A Problem in Favoritism
How do we come by our likes and dislikes in the minor animal domain? Walking through a hillside meadow in September, I became suddenly conscious that I was sweeping aside grasshoppers in a spirit of irritation, yet at nearly every step casting a look ahead to avoid treading upon a cricket. Why, as between these two saltatory insects, should I be constantly protecting the one and condemning the other? Mentioning the circumstance among a company of friends, I found that every one present shared my peculiar bent, but not one could account for it in himself. The theory of literary association was discarded when inquiry disclosed the fact that only three of us, and those the older members of the party, were familiar with the fable which represents the grasshopper as wasting all the summer in pleasure while the cricket takes its rightful part in the struggle for existence.
And where did the fable itself come from? Facts were made before fables, and the author of this one was not creating a prejudice, but only reflecting and embalming one already existing among the people of his day. Have the naturalists ever put on record any evidence that, the grasshopper is really an idler and a parasite, or the cricket a self-respecting producer?
We set traps and spread poisons for rats, but we punish Tabby when she catches a squirrel. Why? Because the rat invades our dwellings and robs cellar and pantry, while the squirrel keeps aloof and confines his thieving to the fields and outbuildings? The distinction is not well taken. Both are conscienceless rogues, the essential difference between them being that the rat has the greater courage.
Is it a question of voice? The grasshopper has none, while the cricket appeals to us with her companionable little chirp. The rat is silent and stealthy except when terrified, and then emits a pathetic squeal; but the squirrel, from his safe lookout in a tree-top, chatters and scolds at us like any common shrew. And if there be a charm in the mere possession of a voice, why do we deplore the coming of the seventeen-year locust, which can outshrill the cricket sevenfold, and almost drown the clamor of an excited squirrel? Or why should we cherish the lady-bug while trying to exterminate the spider, neither of which can utter a sound?
What gives us our sense of loathing for the garden toad, demurely useful little neighbor that he has proved himself, while his second cousin the frog, who seems to do nothing but play the dandy and the braggart, is uniformly treated as a good fellow? If the toad gulped and croaked all night long, and made his home in slimy pools instead of in the melon-patch, would they reverse their present order in our esteem?
Does the trouble with one class of wilding creatures lie in the familiarity which breeds contempt? If it were the grasshopper, instead of the cricket, that warmed her toes at the kitchen hearth; if the squirrel intruded upon the family privacy while the rat affected only the hedgerows and stonewalls; and if the frog grew more affable and moved up into the hop-toad’s habitat, should we find our emotions chilling toward the former objects of our partiality because we were treated to an overdose of their society?

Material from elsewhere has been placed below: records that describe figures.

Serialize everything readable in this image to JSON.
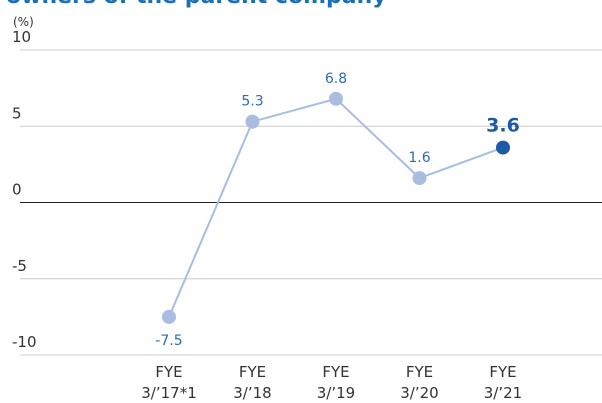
{
  "chart_data": {
    "type": "line",
    "title": "owners of the parent company",
    "y_label": "(%)",
    "categories": [
      [
        "FYE",
        "3/’17*1"
      ],
      [
        "FYE",
        "3/’18"
      ],
      [
        "FYE",
        "3/’19"
      ],
      [
        "FYE",
        "3/’20"
      ],
      [
        "FYE",
        "3/’21"
      ]
    ],
    "values": [
      -7.5,
      5.3,
      6.8,
      1.6,
      3.6
    ],
    "color": "#a9bde1",
    "label_color": "#2b6cb3",
    "highlight": 4,
    "highlight_color": "#1a5aa6",
    "ylim": [
      -10,
      10
    ],
    "yticks": [
      -10,
      -5,
      0,
      5,
      10
    ],
    "grid": true
  }
}
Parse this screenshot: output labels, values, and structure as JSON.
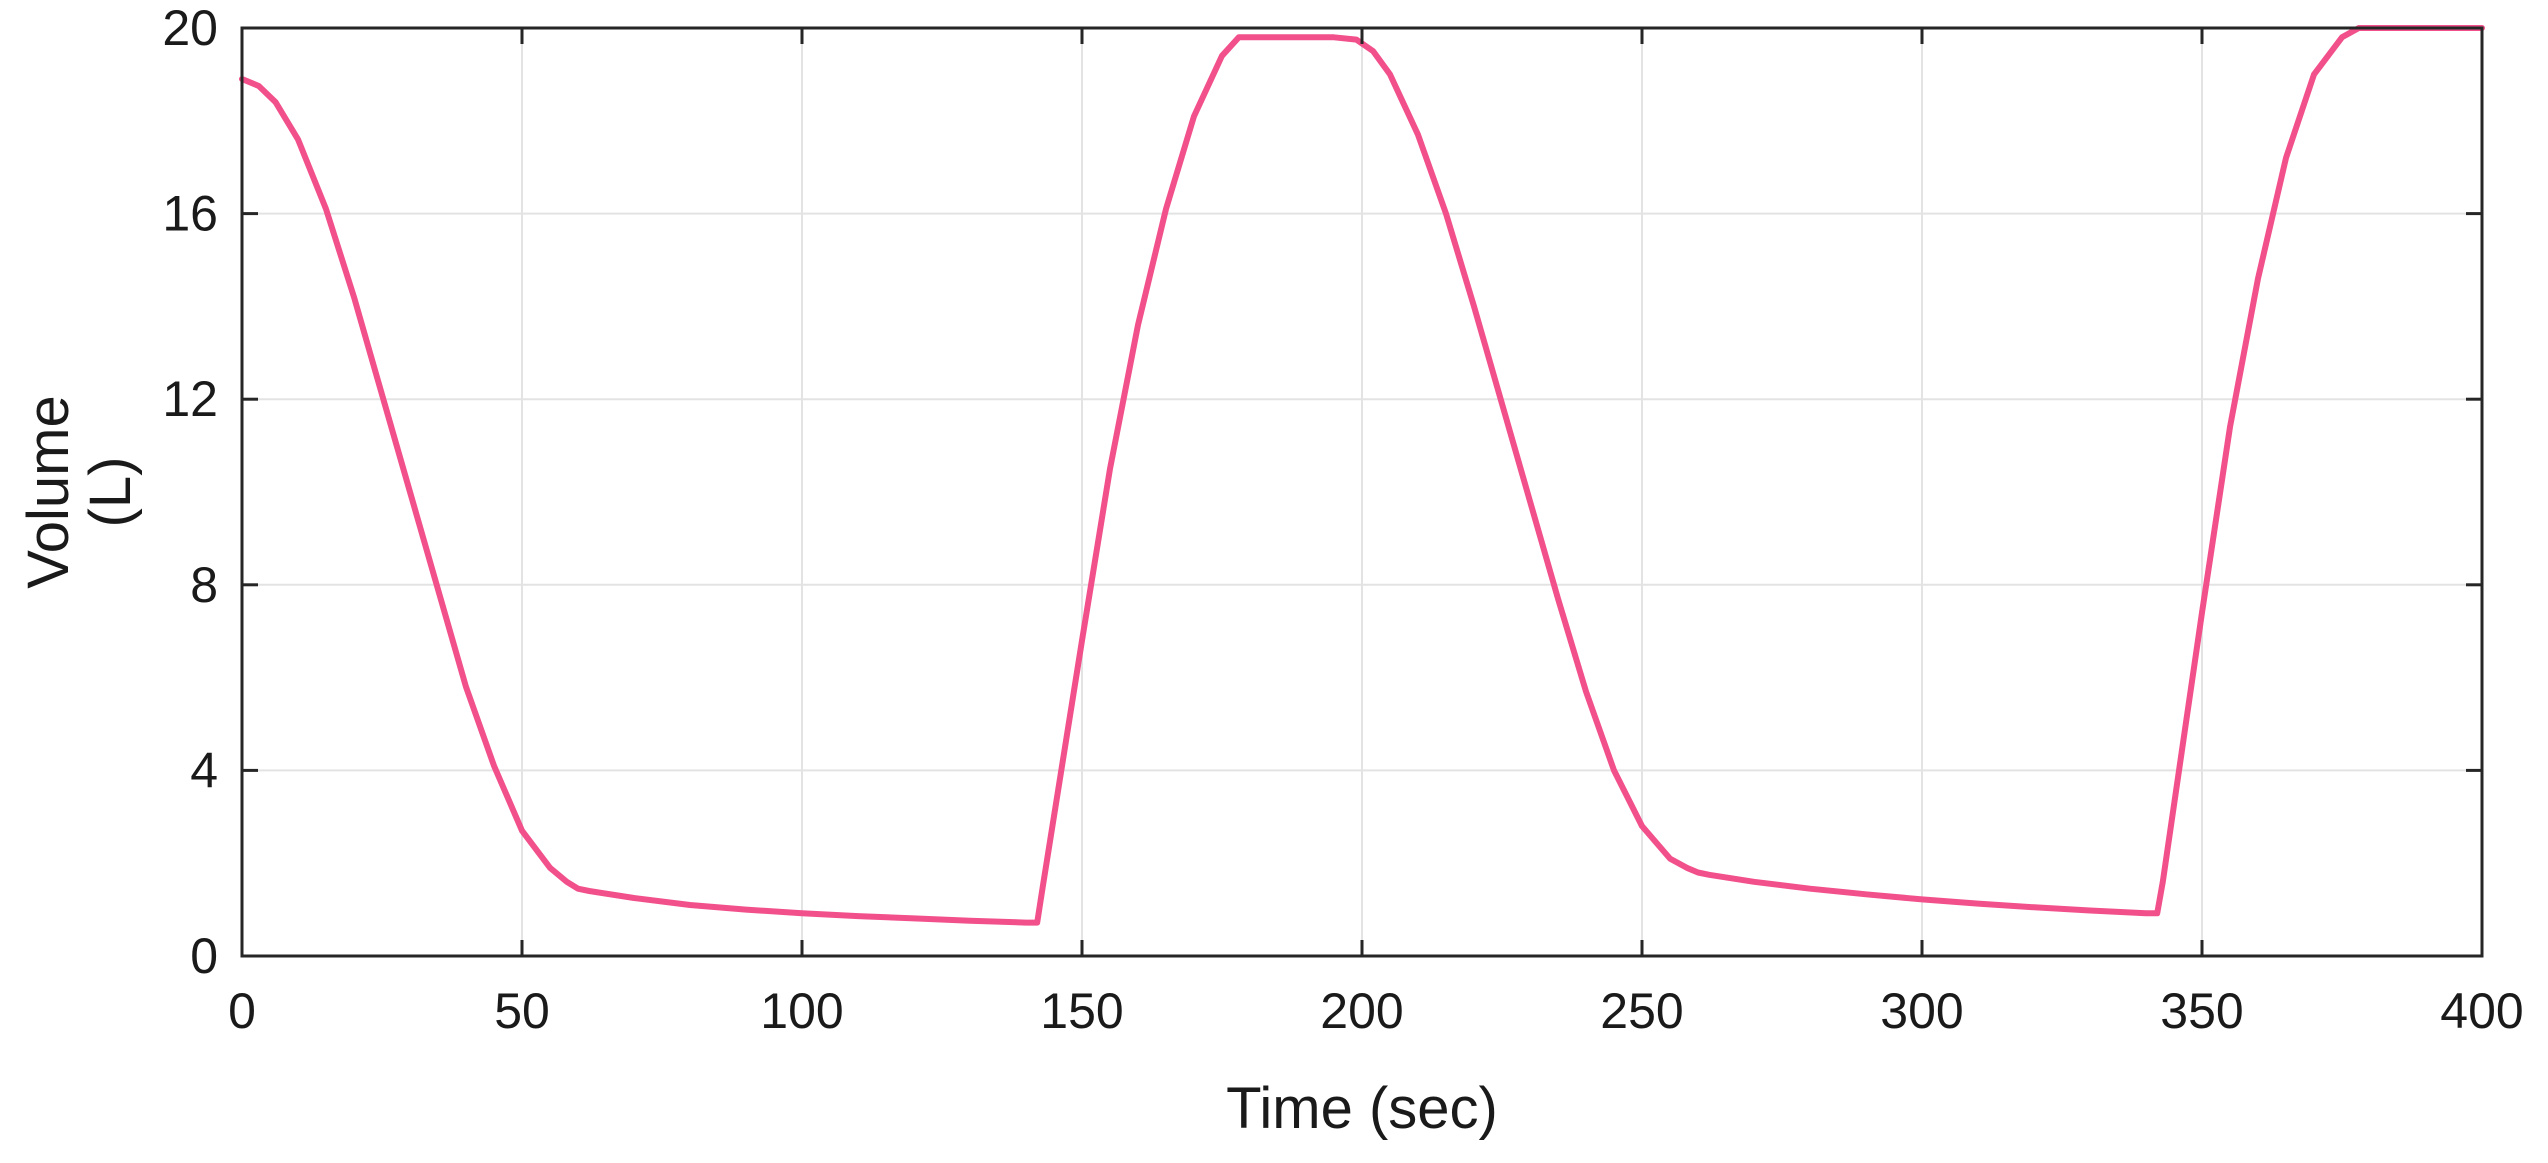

We speak of the ‘patient’ snail, and love to watch him as he toils along, Arab-like, with his house on his back. The caterpillar, also patient and a crawler, arouses only the sentiment of disgust. Yet the snail remains all his life the plodding clod we see him today; whereas the instincts of the caterpillar impel him ever toward a finer and more glorious estate, in which he commands readily the admiration we are so reluctant to yield him when he is only in the stage of promise.
We wage war upon the bat, but encourage friendly relations with the woodpecker; yet of the two we are deeper in the bat’s books for his beneficences. Is this inequity a matter of color? Does the gayety of the one inspire, and the sombreness of the other depress and repel us? Then to what shall we attribute the good-natured tolerance, and even interest, with which so many of us regard the black ant, and our abhorrence of his red kindred?
All this must point to something; but to what? In its outlook upon the lesser world, is the mind of man occupied by a faculty called reason, which is subject to the operation of definite laws; and if so, how do they explain such phenomena of attraction and repulsion as are typified in the cases I have cited? Or is a part of the mind simply set apart as a harbor for predilections and antipathies which defy any logical interpretation whatsoever?